What Is a Mortgage & How It Works in Canada
What Is a Mortgage and How Does It Work in Canada?
Buying a home is one of the biggest financial steps most Canadians take. But before beginning your home-buying journey, it’s important to understand what a mortgage is, how it works, and what affects your payments and approval. This guide breaks down the basics in simple, clear terms so you can make informed decisions.
🏦 What Is a Mortgage?
A mortgage is a loan used to buy a home or property. You borrow money from a bank, credit union, or mortgage broker, and repay it over time with interest.
Your home acts as collateral, meaning the lender can take possession (via power of sale) if payments aren’t made—but this is always a last resort.
🔑 How a Mortgage Works in Canada
1. Down Payment
Your down payment determines how much you need to borrow. In Canada, the minimums are:
5% — homes under $500,000
10% — on the portion between $500,000 and $999,999
20% — homes $1M+
If your down payment is under 20%, you must purchase CMHC mortgage insurance.
2. Mortgage Term
The term is how long your rate and conditions last. Common terms are:
1-year
2-year
3-year
5-year (most popular in Canada)
At the end of each term, you either renew, refinance, or switch lenders.
3. Amortization Period
The amortization is the total time it takes to pay off your mortgage.
25 years (default with CMHC insurance)
30 years (for uninsured buyers with 20% down)
Longer amortization = lower payments but more interest over time.
4. Interest Rates
You can choose between:
Fixed Rate
Stays the same for the entire term
Predictable payments
Good for budget stability
Variable Rate
Moves with the lender’s prime rate
Can increase or decrease
Lower initial rates in many cases
Rates move based on:
Bank of Canada policy
Bond yields
Inflation
Market conditions
Comparing rates through mortgage brokers often provides better savings.
5. Mortgage Payments
Your payments include:
Principal (the amount you borrowed)
Interest
Sometimes property taxes
Sometimes mortgage insurance
You can choose:
Monthly
Semi-monthly
Bi-weekly
Accelerated bi-weekly
Accelerated payments help you pay off your home years sooner.
🧮 The Mortgage Stress Test
To qualify for a mortgage, Canadians must pass the OSFI mortgage stress test. Lenders approve you based on the greater of:
Your actual rate + 2%
orThe government benchmark rate
(This ensures you can afford payments if rates rise.)
📝 How to Qualify for a Mortgage in Canada
Lenders look at:
Credit score (680+ preferred)
Income stability
Debts (TDS + GDS ratios)
Down payment source
Employment history
Property type & location
If you fall short on one area, a mortgage broker can find lenders with flexible programs.

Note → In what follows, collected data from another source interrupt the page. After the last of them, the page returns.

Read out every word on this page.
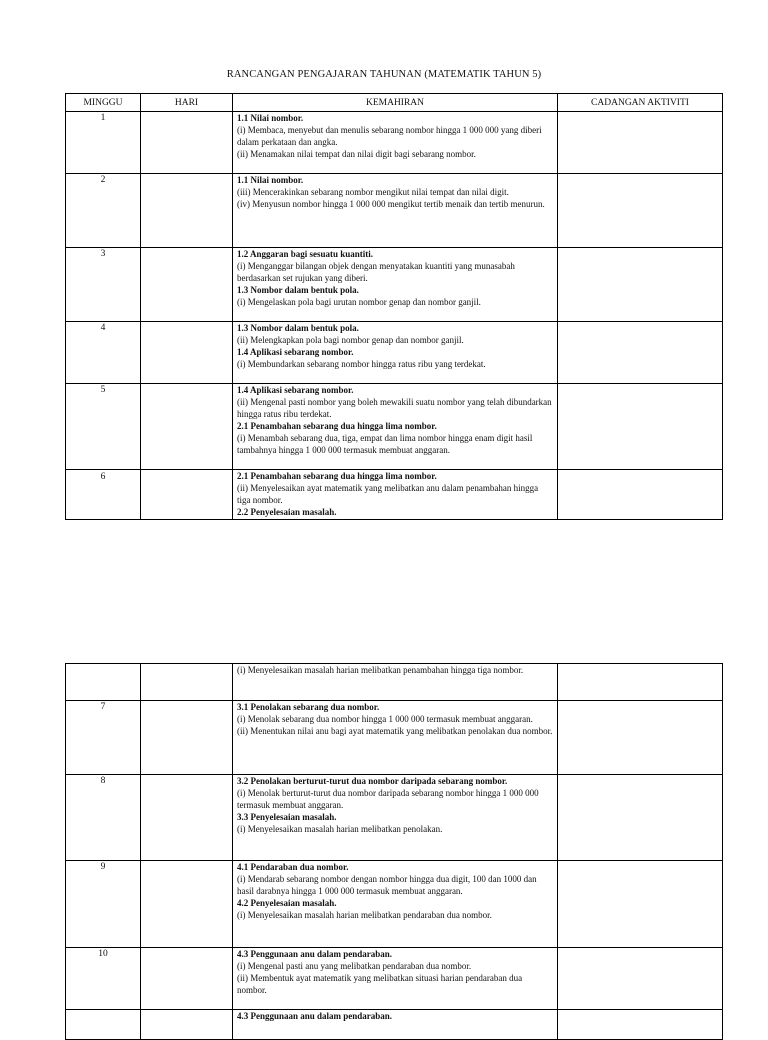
RANCANGAN PENGAJARAN TAHUNAN (MATEMATIK TAHUN 5)
MINGGU	HARI	KEMAHIRAN	CADANGAN AKTIVITI
1		1.1 Nilai nombor.
(i) Membaca, menyebut dan menulis sebarang nombor hingga 1 000 000 yang diberi dalam perkataan dan angka.
(ii) Menamakan nilai tempat dan nilai digit bagi sebarang nombor.	

2		1.1 Nilai nombor.
(iii) Mencerakinkan sebarang nombor mengikut nilai tempat dan nilai digit.
(iv) Menyusun nombor hingga 1 000 000 mengikut tertib menaik dan tertib menurun.	

3		1.2 Anggaran bagi sesuatu kuantiti.
(i) Menganggar bilangan objek dengan menyatakan kuantiti yang munasabah berdasarkan set rujukan yang diberi.
1.3 Nombor dalam bentuk pola.
(i) Mengelaskan pola bagi urutan nombor genap dan nombor ganjil.	

4		1.3 Nombor dalam bentuk pola.
(ii) Melengkapkan pola bagi nombor genap dan nombor ganjil.
1.4 Aplikasi sebarang nombor.
(i) Membundarkan sebarang nombor hingga ratus ribu yang terdekat.	

5		1.4 Aplikasi sebarang nombor.
(ii) Mengenal pasti nombor yang boleh mewakili suatu nombor yang telah dibundarkan hingga ratus ribu terdekat.
2.1 Penambahan sebarang dua hingga lima nombor.
(i) Menambah sebarang dua, tiga, empat dan lima nombor hingga enam digit hasil tambahnya hingga 1 000 000 termasuk membuat anggaran.	

6		2.1 Penambahan sebarang dua hingga lima nombor.
(ii) Menyelesaikan ayat matematik yang melibatkan anu dalam penambahan hingga tiga nombor.
2.2 Penyelesaian masalah.	

		(i) Menyelesaikan masalah harian melibatkan penambahan hingga tiga nombor.	

7		3.1 Penolakan sebarang dua nombor.
(i) Menolak sebarang dua nombor hingga 1 000 000 termasuk membuat anggaran.
(ii) Menentukan nilai anu bagi ayat matematik yang melibatkan penolakan dua nombor.	

8		3.2 Penolakan berturut-turut dua nombor daripada sebarang nombor.
(i) Menolak berturut-turut dua nombor daripada sebarang nombor hingga 1 000 000 termasuk membuat anggaran.
3.3 Penyelesaian masalah.
(i) Menyelesaikan masalah harian melibatkan penolakan.	

9		4.1 Pendaraban dua nombor.
(i) Mendarab sebarang nombor dengan nombor hingga dua digit, 100 dan 1000 dan hasil darabnya hingga 1 000 000 termasuk membuat anggaran.
4.2 Penyelesaian masalah.
(i) Menyelesaikan masalah harian melibatkan pendaraban dua nombor.	

10		4.3 Penggunaan anu dalam pendaraban.
(i) Mengenal pasti anu yang melibatkan pendaraban dua nombor.
(ii) Membentuk ayat matematik yang melibatkan situasi harian pendaraban dua nombor.	

		4.3 Penggunaan anu dalam pendaraban.	
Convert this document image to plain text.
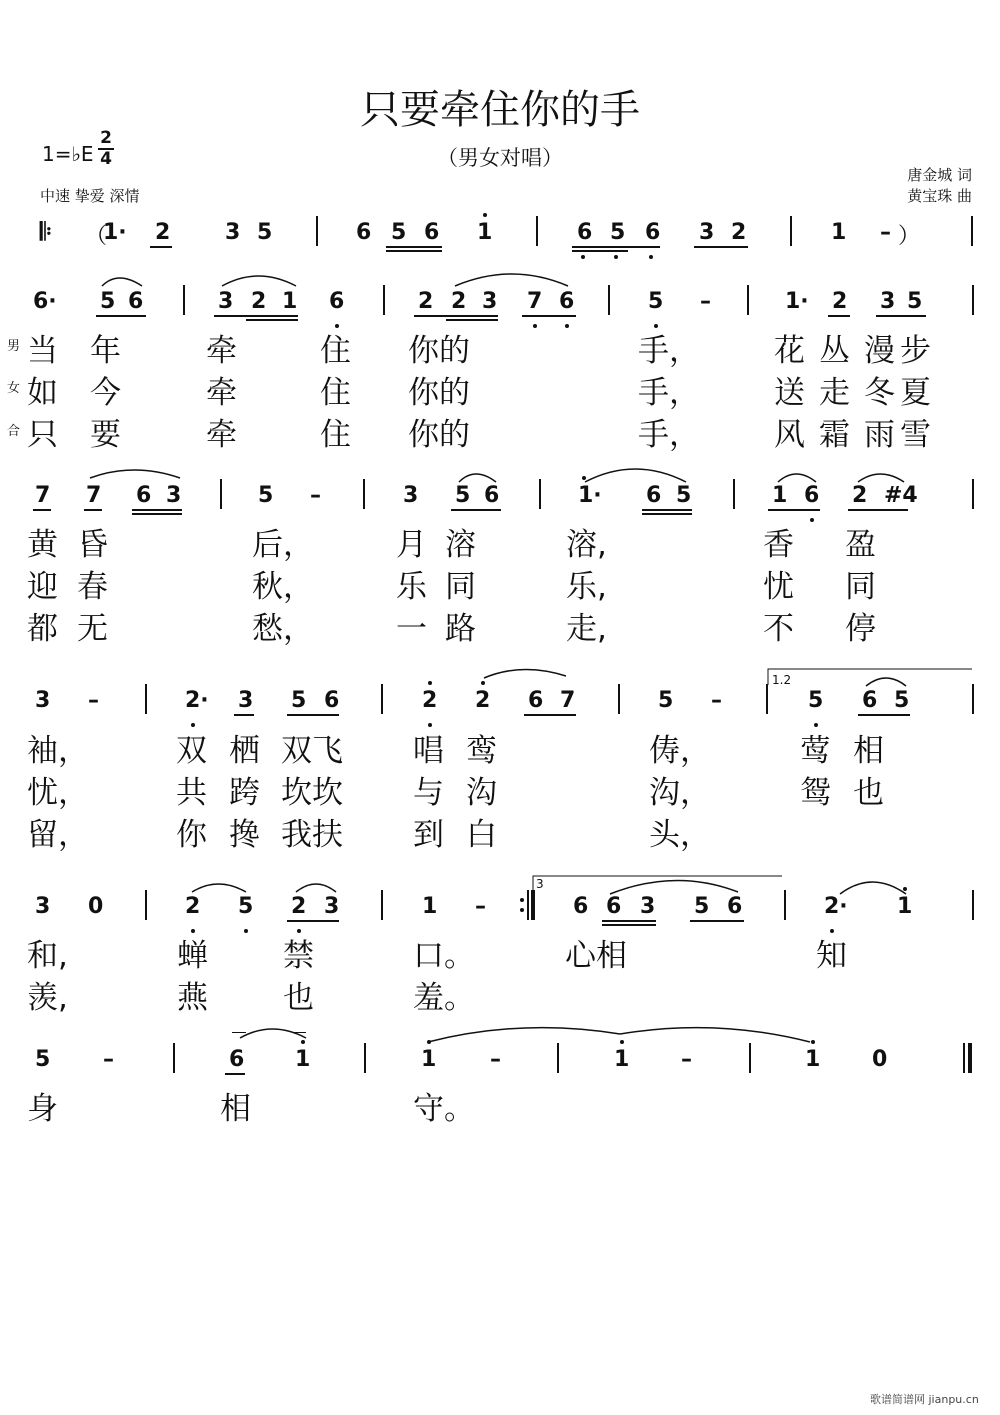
只要牵住你的手
（男女对唱）
1=♭E
2
4
中速 挚爱 深情
唐金城 词
黄宝珠 曲
𝄆 （
1· 2 3 5	6 5 6 1	6 5 6 3 2	1 – ）
6· 5 6	3 2 1 6	2 2 3 7 6	5 –	1· 2 3 5
男
女
合
当 年	牵	住 你的	手， 花 丛 漫 步
如 今	牵	住 你的	手， 送 走 冬 夏
只 要	牵	住 你的	手， 风 霜 雨 雪
7 7 6 3	5 –	3 5 6	1· 6 5	1 6 2 #4
黄 昏	后，	月 溶	溶,	香 盈
迎 春	秋，	乐 同	乐,	忧 同
都 无	愁，	一 路	走,	不 停
3 –	2· 3 5 6	2 2 6 7	5 –
1.2
5 6 5
袖，	双 栖 双飞 唱 鸾	俦，	莺 相
忧，	共 跨 坎坎 与 沟	沟，	鸳 也
留，	你 搀 我扶 到 白	头，
3 0	2 5 2 3	1 –
3
6 6 3 5 6	2· 1
和,	蝉 禁	口。	心相	知
羡,	燕 也	羞。
5 –	6 1	1 –	1 –	1 0
身	相	守。
歌谱简谱网 jianpu.cn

🏡 Types of Mortgages in Canada
1. Conventional Mortgage
20%+ down payment, no mortgage insurance.
2. High-Ratio Mortgage
Under 20% down, CMHC insured.
3. Open Mortgage
Flexible—can pay off anytime, usually higher rates.
4. Closed Mortgage
Lower rates, limited prepayment privileges.
💡 Why Understanding Mortgage Basics Matters
Knowing how mortgages work helps you:
✔ Choose the right lender
✔ Compare rates wisely
✔ Avoid penalties
✔ Save thousands in interest
✔ Buy with confidence
🔍 Is a Mortgage Broker Better Than a Bank?
In many cases… yes.
A mortgage broker:
Compares rates from dozens of lenders
Finds programs banks won’t offer
Helps with pre-approval
Saves you money
Provides faster approvals
Banks only offer their own products.
🚀 Final Thoughts
Understanding how mortgages work in Canada puts you in control of your home-buying journey. With the right knowledge—and the right mortgage partner—you can secure a competitive rate, build equity, and move into a home you love with confidence.